Serving that population means many provider organizations that have not embraced telemedicine and remote patient-monitoring will have to move in that direction, Sidorov believes. “With the arrival of telehealth, my reach into every patient’s home is truly on a regional basis,” he said. “We have a much broader reach across patients.” The bottom line is that telehealth is no longer a novelty for some providers – and will become a mainstay technology, and increasingly chronic patients and physicians will manage chronic needs via the telephone, said Sidorov.

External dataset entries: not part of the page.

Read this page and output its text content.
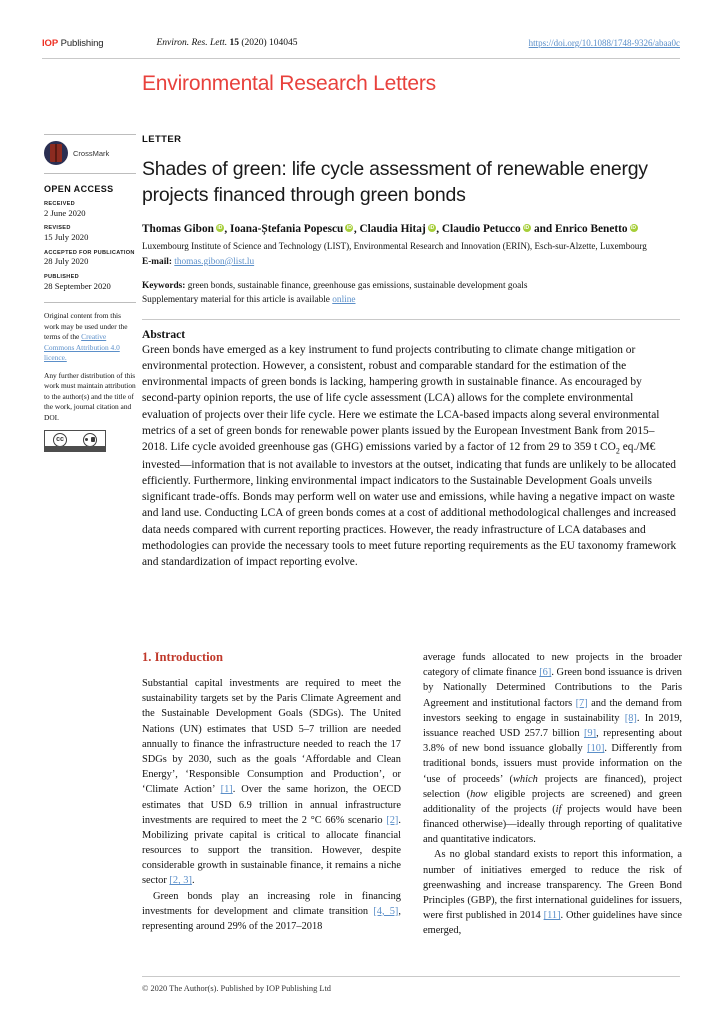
IOP Publishing	Environ. Res. Lett. 15 (2020) 104045	https://doi.org/10.1088/1748-9326/abaa0c
Environmental Research Letters
CrossMark
OPEN ACCESS
RECEIVED
2 June 2020
REVISED
15 July 2020
ACCEPTED FOR PUBLICATION
28 July 2020
PUBLISHED
28 September 2020

Original content from this work may be used under the terms of the Creative Commons Attribution 4.0 licence.

Any further distribution of this work must maintain attribution to the author(s) and the title of the work, journal citation and DOI.

cc
LETTER
Shades of green: life cycle assessment of renewable energy projects financed through green bonds
Thomas Gibon iD , Ioana-Ștefania Popescu iD , Claudia Hitaj iD , Claudio PetuccoiD and Enrico BenettoiD
Luxembourg Institute of Science and Technology (LIST), Environmental Research and Innovation (ERIN), Esch-sur-Alzette, Luxembourg
E-mail: thomas.gibon@list.lu
Keywords: green bonds, sustainable finance, greenhouse gas emissions, sustainable development goals
Supplementary material for this article is available online
Abstract
Green bonds have emerged as a key instrument to fund projects contributing to climate change mitigation or environmental protection. However, a consistent, robust and comparable standard for the estimation of the environmental impacts of green bonds is lacking, hampering growth in sustainable finance. As encouraged by second-party opinion reports, the use of life cycle assessment (LCA) allows for the complete environmental evaluation of projects over their life cycle. Here we estimate the LCA-based impacts along several environmental metrics of a set of green bonds for renewable power plants issued by the European Investment Bank from 2015–2018. Life cycle avoided greenhouse gas (GHG) emissions varied by a factor of 12 from 29 to 359 t $CO_2$ eq./M€ invested—information that is not available to investors at the outset, indicating that funds are unlikely to be allocated efficiently. Furthermore, linking environmental impact indicators to the Sustainable Development Goals unveils significant trade-offs. Bonds may perform well on water use and emissions, while having a negative impact on waste and land use. Conducting LCA of green bonds comes at a cost of additional methodological challenges and increased data needs compared with current reporting practices. However, the ready infrastructure of LCA databases and methodologies can provide the necessary tools to meet future reporting requirements as the EU taxonomy framework and standardization of impact reporting evolve.
1. Introduction

Substantial capital investments are required to meet the sustainability targets set by the Paris Climate Agreement and the Sustainable Development Goals (SDGs). The United Nations (UN) estimates that USD 5–7 trillion are needed annually to finance the infrastructure needed to reach the 17 SDGs by 2030, such as the goals ‘Affordable and Clean Energy’, ‘Responsible Consumption and Production’, or ‘Climate Action’ [1]. Over the same horizon, the OECD estimates that USD 6.9 trillion in annual infrastructure investments are required to meet the 2 °C 66% scenario [2]. Mobilizing private capital is critical to allocate financial resources to support the transition. However, despite considerable growth in sustainable finance, it remains a niche sector [2, 3].

Green bonds play an increasing role in financing investments for development and climate transition [4, 5], representing around 29% of the 2017–2018

average funds allocated to new projects in the broader category of climate finance [6]. Green bond issuance is driven by Nationally Determined Contributions to the Paris Agreement and institutional factors [7] and the demand from investors seeking to engage in sustainability [8]. In 2019, issuance reached USD 257.7 billion [9], representing about 3.8% of new bond issuance globally [10]. Differently from traditional bonds, issuers must provide information on the ‘use of proceeds’ (which projects are financed), project selection (how eligible projects are screened) and green additionality of the projects (if projects would have been financed otherwise)—ideally through reporting of qualitative and quantitative indicators.

As no global standard exists to report this information, a number of initiatives emerged to reduce the risk of greenwashing and increase transparency. The Green Bond Principles (GBP), the first international guidelines for issuers, were first published in 2014 [11]. Other guidelines have since emerged,

© 2020 The Author(s). Published by IOP Publishing Ltd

“Rest assured that if you need a knee replaced, or surgery or a heart test, you’ll still get face-to-face care. But telehealth will occupy a big piece of care and we won’t be able to put the genie back in the bottle.” Artificial intelligence also will play a role with its ability to supplement the interpretation of data, which will increase the adoption of AI.

A changing landscape

The advent of COVID-19 brings new issues that concern Sidorov, he said, particularly the fact that, early in the pandemic, he sees some hospitals believing little has changed. Too many providers are reluctant to cancel elective surgeries and intend to keep conducting noncritical operations because they want the money to keep flowing, he explained, despite warnings from the Centers for Medicare and Medicaid Services of what is to come from COVID-19. Further, some large provider organizations still believe that business will soon come back to normal. They will learn otherwise, Sidorov cautioned.

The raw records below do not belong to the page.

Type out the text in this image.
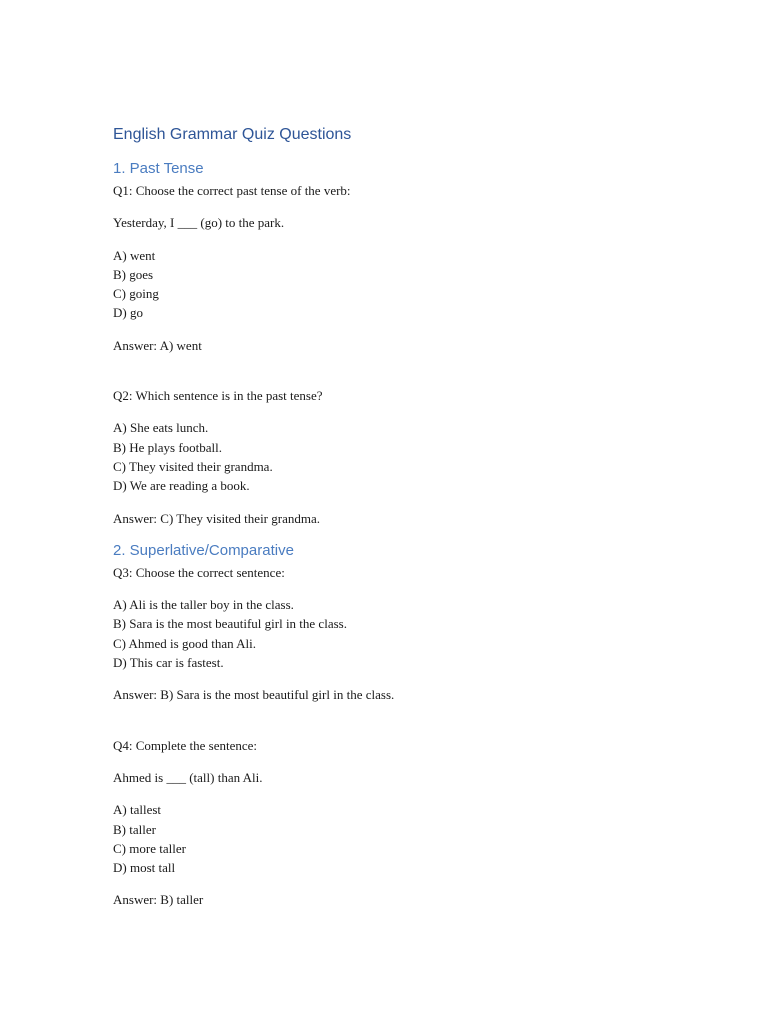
English Grammar Quiz Questions
1. Past Tense

Q1: Choose the correct past tense of the verb:

Yesterday, I ___ (go) to the park.

A) went

B) goes

C) going

D) go

Answer: A) went

Q2: Which sentence is in the past tense?

A) She eats lunch.

B) He plays football.

C) They visited their grandma.

D) We are reading a book.

Answer: C) They visited their grandma.

2. Superlative/Comparative

Q3: Choose the correct sentence:

A) Ali is the taller boy in the class.

B) Sara is the most beautiful girl in the class.

C) Ahmed is good than Ali.

D) This car is fastest.

Answer: B) Sara is the most beautiful girl in the class.

Q4: Complete the sentence:

Ahmed is ___ (tall) than Ali.

A) tallest

B) taller

C) more taller

D) most tall

Answer: B) taller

For example, a patient may be on the phone talking to a specialist physician. But how will that conversation be saved? How do we package information to the specialist? How do we get the data to the specialist and know it is the appropriate data? And, how do we ensure that patients get data that is appropriate for them to have? Eventually, for instance, patients may “have access to coronavirus testing kits, just like pregnancy tests,” Sidorov explained. “How will we know the patients are accurately understanding the results? This is the stuff that keeps me awake.”